In short – I often see people symbolize their self-worth to their career. Later in life, I see this happen again when our home becomes a symbol for independence. But I say, we are valuable and can remain independent despite our career or home status. And when we hang on too long to our career for non-financial reasons, there comes a time when it feels (and maybe is) too late to meaningfully make a transition into post-retirement. We miss the boat on making new friends and finding those with shared interests. 
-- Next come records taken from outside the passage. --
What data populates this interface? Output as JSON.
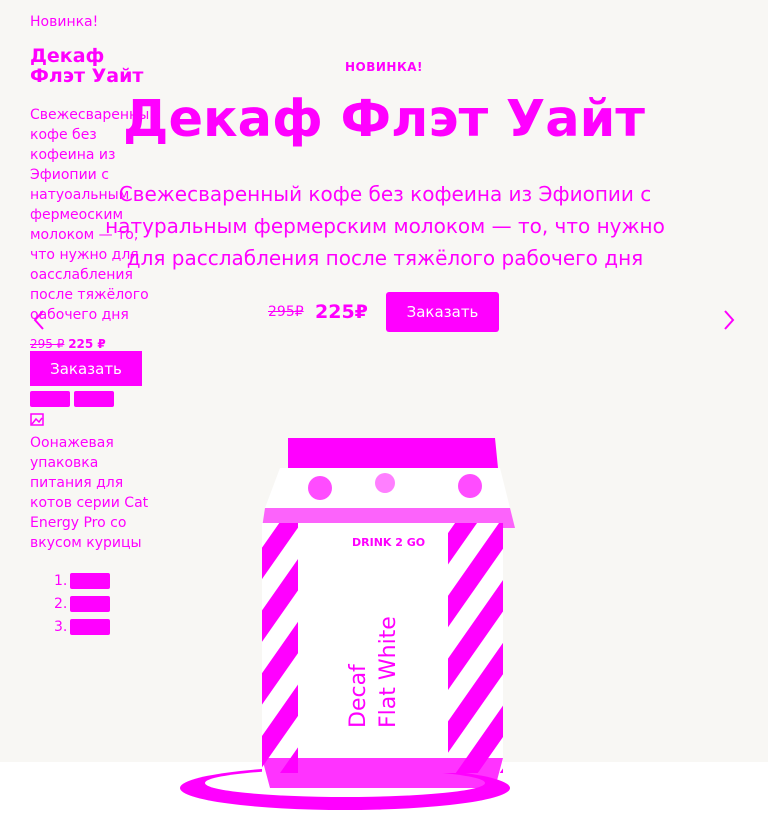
{
  "hero": {
    "kicker": "НОВИНКА!",
    "title": "Декаф Флэт Уайт",
    "description": "Свежесваренный кофе без кофеина из Эфиопии с натуральным фермерским молоком — то, что нужно для расслабления после тяжёлого рабочего дня",
    "price_old": "295₽",
    "price_new": "225₽",
    "order_label": "Заказать"
  },
  "side": {
    "kicker": "Новинка!",
    "title": "Декаф Флэт Уайт",
    "description": "Свежесваренный кофе без кофеина из Эфиопии с натуоальным фермеоским молоком — то, что нужно для оасслабления после тяжёлого оабочего дня",
    "price_old": "295 ₽",
    "price_new": "225 ₽",
    "order_label": "Заказать",
    "pack_text": "Оонажевая упаковка питания для котов серии Cat Energy Pro со вкусом курицы",
    "list": [
      "1.",
      "2.",
      "3."
    ]
  },
  "product": {
    "brand": "DRINK 2 GO",
    "name_line1": "Decaf",
    "name_line2": "Flat White"
  },
  "icons": {
    "prev": "chevron-left-icon",
    "next": "chevron-right-icon",
    "image": "broken-image-icon"
  },
  "colors": {
    "accent": "#ff00ff",
    "background": "#f8f7f4",
    "button_text": "#ffffff"
  }
}
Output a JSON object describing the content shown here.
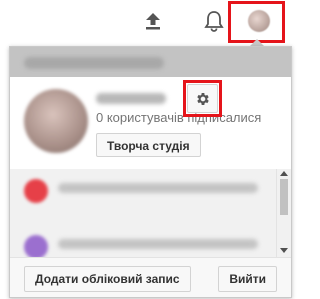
{
  "topbar": {
    "upload_icon": "upload-arrow-icon",
    "notifications_icon": "bell-icon",
    "avatar_icon": "account-avatar"
  },
  "menu": {
    "subscribers_text": "0 користувачів підписалися",
    "studio_button_label": "Творча студія",
    "settings_icon": "gear-icon",
    "add_account_label": "Додати обліковий запис",
    "sign_out_label": "Вийти"
  },
  "colors": {
    "highlight": "#e5141a",
    "header_bg": "#c3c3c3",
    "channels_bg": "#f1f1f1"
  }
}
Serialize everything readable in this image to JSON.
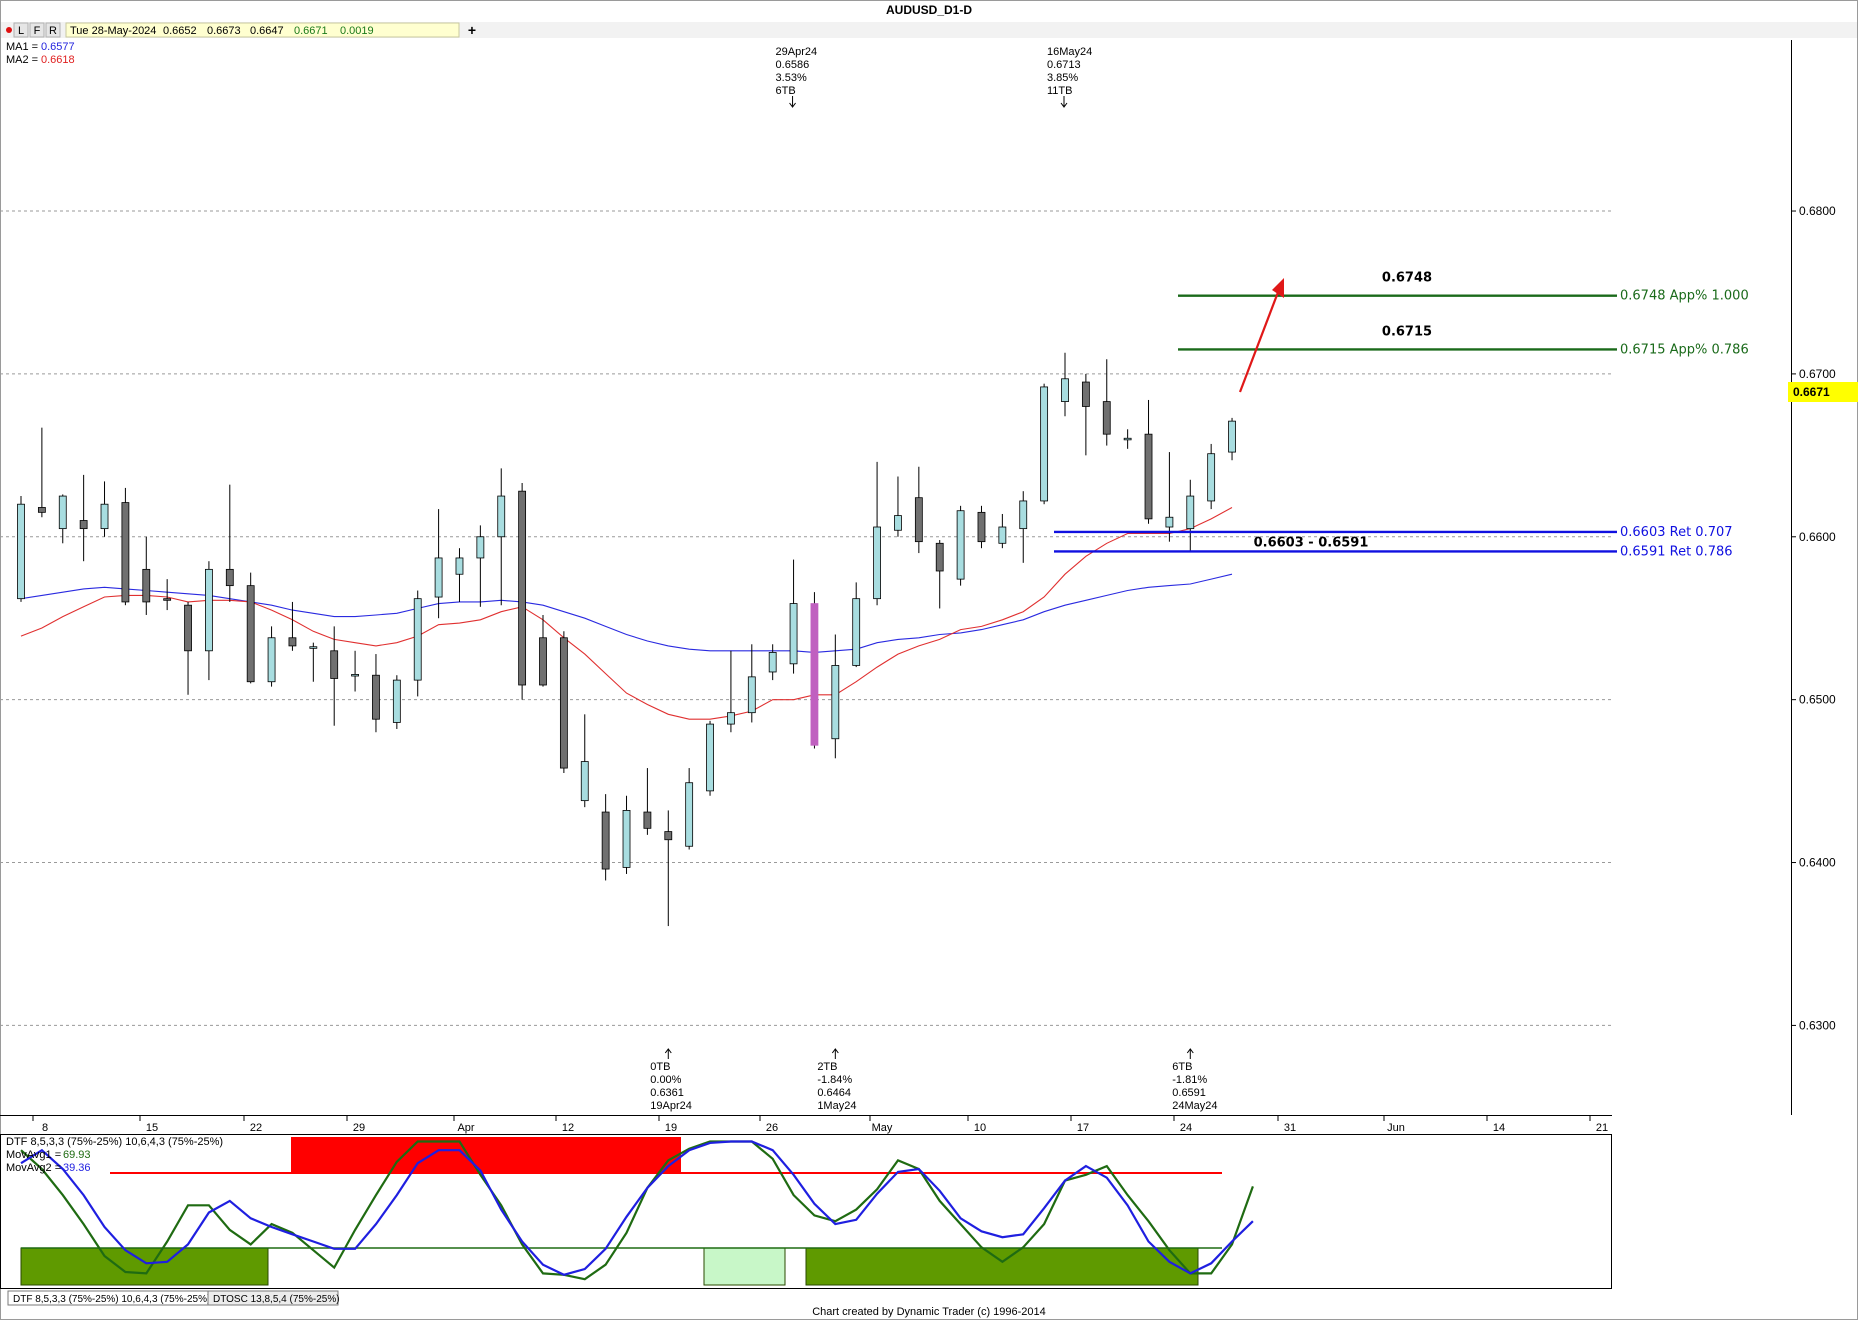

 Slow and Steady Wins the Race

What I suggest is to phase into retirement slowly if possible. Many individuals who are about to retire welcome the idea of continuing to engage in some form of work, whether consulting, job-sharing, mentoring, or, for business owners, providing back-up management. Others want to jump into a “second-act” career which may be totally different than the job before, but provides flexibility and interest. Either way, a phased-in retirement can help provide an “anchor” that allows you to explore new activities while continuing to maintain a meaningful role. And if you don’t have that option, then make an attempt to spend your off-hours and vacation time investigating your interests and options before having to officially end your work relationship. I would go as far as suggesting to create a mock calendar of what a month in retirement could look like. Even if you’re gung-ho to stop working, playing the golf course can loose it’s appeal after a month. It’s wise to really think through what your days will consist of and start making a bucket list of what you’d like to accomplish.

Some individuals may find that separating from their job, profession, or business is a more emotionally wrenching experience than they ever expected. Again, I think this is due to symbolizing career with self-worth (made worse by lack of planning for what to accomplish in retirement). For hard-working ex-business owners, executives, and professionals, it could take years to detach from the heavy personal investment they had in their work if a runway isn’t deliberately planned. And if this person is self-employed, they still likely have to be accessible as needed, which makes it difficult to plan travel or other engagements. This can be especially hard on a spouse who is more than ready to enjoy retirement, but is held back by their partner who is having a tough time detaching. I implore a couple in this situation to agree upon and set deadlines, because otherwise retirement can become an indefinite proposal. 

Past, Present, and Future

Perspective is really the key to enjoying your later years. While “retirement” suggests the end of your working life, a more positive viewpoint can allow you to see retirement as the beginning of a new phase of life—a phase in which you can do all the things you never seemed to find the time for while you were working. 

  • This is the time to plan the trip of a lifetime or AirBNB for weeks at a time in places you’ve always meant to visit.
  • Your opportunity to volunteer vs writing out a check.
  • Be apart of local government.
  • Spend time with your grandkids.
  • Fix up the house and have fun with decorating.
  • Join a local club to meet new people and get back into swimming, gardening, or tennis.

During your working years, it is common to take your lifestyle for granted. After retirement, with more time available for contemplation, it is both appropriate and wise to look carefully at how you have been living, and to consider the importance of your various activities. Depending on individual circumstances, you may wish to reorder your priorities. You may find that you just don’t need to be doing some of the things that seemed so important when you were working.

If you view retirement as an opportunity for exploration and new challenges, you can make this transition an exciting and enjoyable process. Your horizons are limited only by the bounds of your imagination. You’ve earned this opportunity—enjoy the journey.